Ks distribution module


Copyright (C) 2018 Arthur Zwaenepoel

This program is free software: you can redistribute it and/or modify it under the terms of the GNU General Public License as published by the Free Software Foundation, either version 3 of the License, or (at your option) any later version.

This program is distributed in the hope that it will be useful, but WITHOUT ANY WARRANTY; without even the implied warranty of MERCHANTABILITY or FITNESS FOR A PARTICULAR PURPOSE. See the GNU General Public License for more details.

You should have received a copy of the GNU General Public License along with this program.
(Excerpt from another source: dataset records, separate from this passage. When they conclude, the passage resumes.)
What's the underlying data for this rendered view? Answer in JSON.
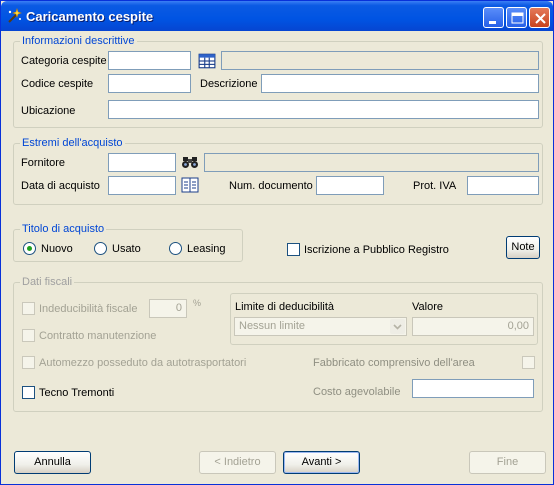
{
  "window": {
    "title": "Caricamento cespite"
  },
  "groups": {
    "informazioni": "Informazioni descrittive",
    "estremi": "Estremi dell'acquisto",
    "titolo": "Titolo di acquisto",
    "dati_fiscali": "Dati fiscali",
    "limite": "Limite di deducibilità"
  },
  "informazioni": {
    "categoria_label": "Categoria cespite",
    "categoria_value": "",
    "codice_label": "Codice cespite",
    "codice_value": "",
    "descrizione_label": "Descrizione",
    "descrizione_value": "",
    "ubicazione_label": "Ubicazione",
    "ubicazione_value": ""
  },
  "estremi": {
    "fornitore_label": "Fornitore",
    "data_label": "Data di acquisto",
    "num_doc_label": "Num. documento",
    "prot_iva_label": "Prot. IVA"
  },
  "titolo": {
    "nuovo": "Nuovo",
    "usato": "Usato",
    "leasing": "Leasing",
    "selected": "Nuovo",
    "pubblico_registro": "Iscrizione a Pubblico Registro",
    "note_button": "Note"
  },
  "fiscali": {
    "indeducibilita": "Indeducibilità fiscale",
    "indeducibilita_value": "0",
    "percent": "%",
    "contratto": "Contratto manutenzione",
    "automezzo": "Automezzo posseduto da autotrasportatori",
    "fabbricato": "Fabbricato comprensivo dell'area",
    "tecno": "Tecno Tremonti",
    "costo": "Costo agevolabile",
    "valore_label": "Valore",
    "limite_selected": "Nessun limite",
    "valore_value": "0,00"
  },
  "buttons": {
    "annulla": "Annulla",
    "indietro": "< Indietro",
    "avanti": "Avanti >",
    "fine": "Fine"
  }
}
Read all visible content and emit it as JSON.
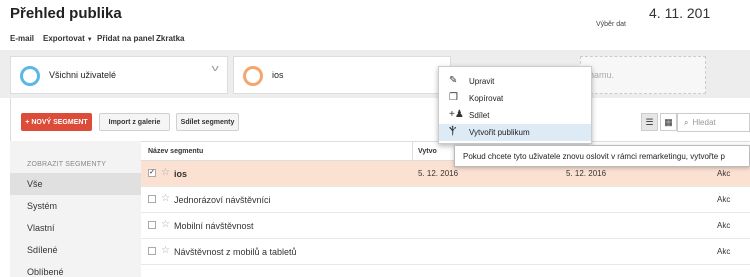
{
  "page": {
    "title": "Přehled publika",
    "date": "4. 11. 201"
  },
  "toolbar": {
    "email": "E-mail",
    "export": "Exportovat",
    "add_to_dashboard": "Přidat na panel",
    "shortcut": "Zkratka"
  },
  "segments": {
    "all_users": "Všichni uživatelé",
    "ios": "ios",
    "add_partial": "hamu."
  },
  "actions": {
    "new_segment": "+ NOVÝ SEGMENT",
    "import_gallery": "Import z galerie",
    "share_segments": "Sdílet segmenty",
    "view_label": "Výběr dat",
    "search_placeholder": "Hledat"
  },
  "sidebar": {
    "heading": "ZOBRAZIT SEGMENTY",
    "items": [
      {
        "label": "Vše"
      },
      {
        "label": "Systém"
      },
      {
        "label": "Vlastní"
      },
      {
        "label": "Sdílené"
      },
      {
        "label": "Oblíbené"
      }
    ]
  },
  "table": {
    "headers": {
      "name": "Název segmentu",
      "created": "Vytvo"
    },
    "rows": [
      {
        "name": "ios",
        "created": "5. 12. 2016",
        "modified": "5. 12. 2016",
        "action": "Akc",
        "checked": true
      },
      {
        "name": "Jednorázoví návštěvníci",
        "created": "",
        "modified": "",
        "action": "Akc",
        "checked": false
      },
      {
        "name": "Mobilní návštěvnost",
        "created": "",
        "modified": "",
        "action": "Akc",
        "checked": false
      },
      {
        "name": "Návštěvnost z mobilů a tabletů",
        "created": "",
        "modified": "",
        "action": "Akc",
        "checked": false
      }
    ]
  },
  "context_menu": {
    "items": [
      {
        "label": "Upravit",
        "icon": "pencil-icon"
      },
      {
        "label": "Kopírovat",
        "icon": "copy-icon"
      },
      {
        "label": "Sdílet",
        "icon": "share-user-icon"
      },
      {
        "label": "Vytvořit publikum",
        "icon": "fork-icon"
      }
    ]
  },
  "tooltip": {
    "text": "Pokud chcete tyto uživatele znovu oslovit v rámci remarketingu, vytvořte p"
  },
  "colors": {
    "accent_red": "#dd4b39",
    "selected_row": "#fbe1d2",
    "menu_highlight": "#dcebf6",
    "ring_blue": "#5ab7e6",
    "ring_orange": "#f5a66e"
  }
}
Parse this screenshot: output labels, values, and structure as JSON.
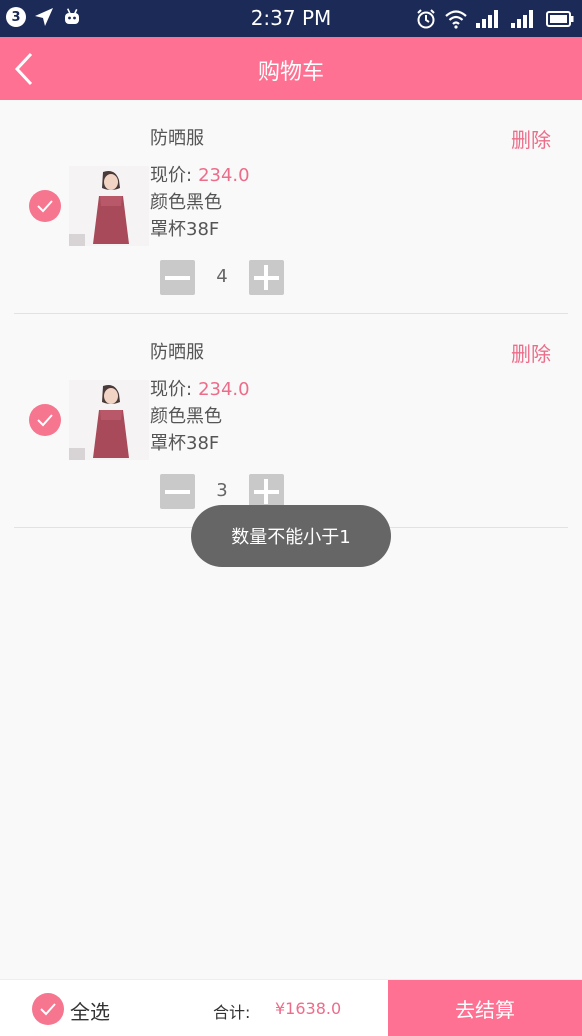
{
  "status_bar": {
    "notification_count": "3",
    "time": "2:37 PM"
  },
  "header": {
    "title": "购物车"
  },
  "items": [
    {
      "name": "防晒服",
      "delete_label": "删除",
      "price_label": "现价:",
      "price": "234.0",
      "color": "颜色黑色",
      "cup": "罩杯38F",
      "quantity": "4"
    },
    {
      "name": "防晒服",
      "delete_label": "删除",
      "price_label": "现价:",
      "price": "234.0",
      "color": "颜色黑色",
      "cup": "罩杯38F",
      "quantity": "3"
    }
  ],
  "toast": "数量不能小于1",
  "bottom_bar": {
    "select_all_label": "全选",
    "total_label": "合计:",
    "total_value": "¥1638.0",
    "checkout_label": "去结算"
  },
  "colors": {
    "accent": "#fe7192",
    "price": "#ec6d8a",
    "status_bar": "#1b2a57"
  }
}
If not, see <http://www.gnu.org/licenses/>.

Contact: arzwa@psb.vib-ugent.be


wgd.ks_distribution._calculate_weighted_ks(clustering, pairwise_estimates, pairwise_distances=None, family_id=None)

Calculate weighted Ks, Kn and w values following the procedure as outlined in Vanneste et al. (2013)

Parameters:
  • clustering – clustering results as produced with _weighting(), can be by average linkage clustering or phylogenetic means (phyml, fasttree)
  • pairwise_estimates – pairwise Ks, Kn and w estimates as produced by codeml.Codeml.run_codeml()
Returns:

a pandas data frame of weighted Ks, Kn and w values.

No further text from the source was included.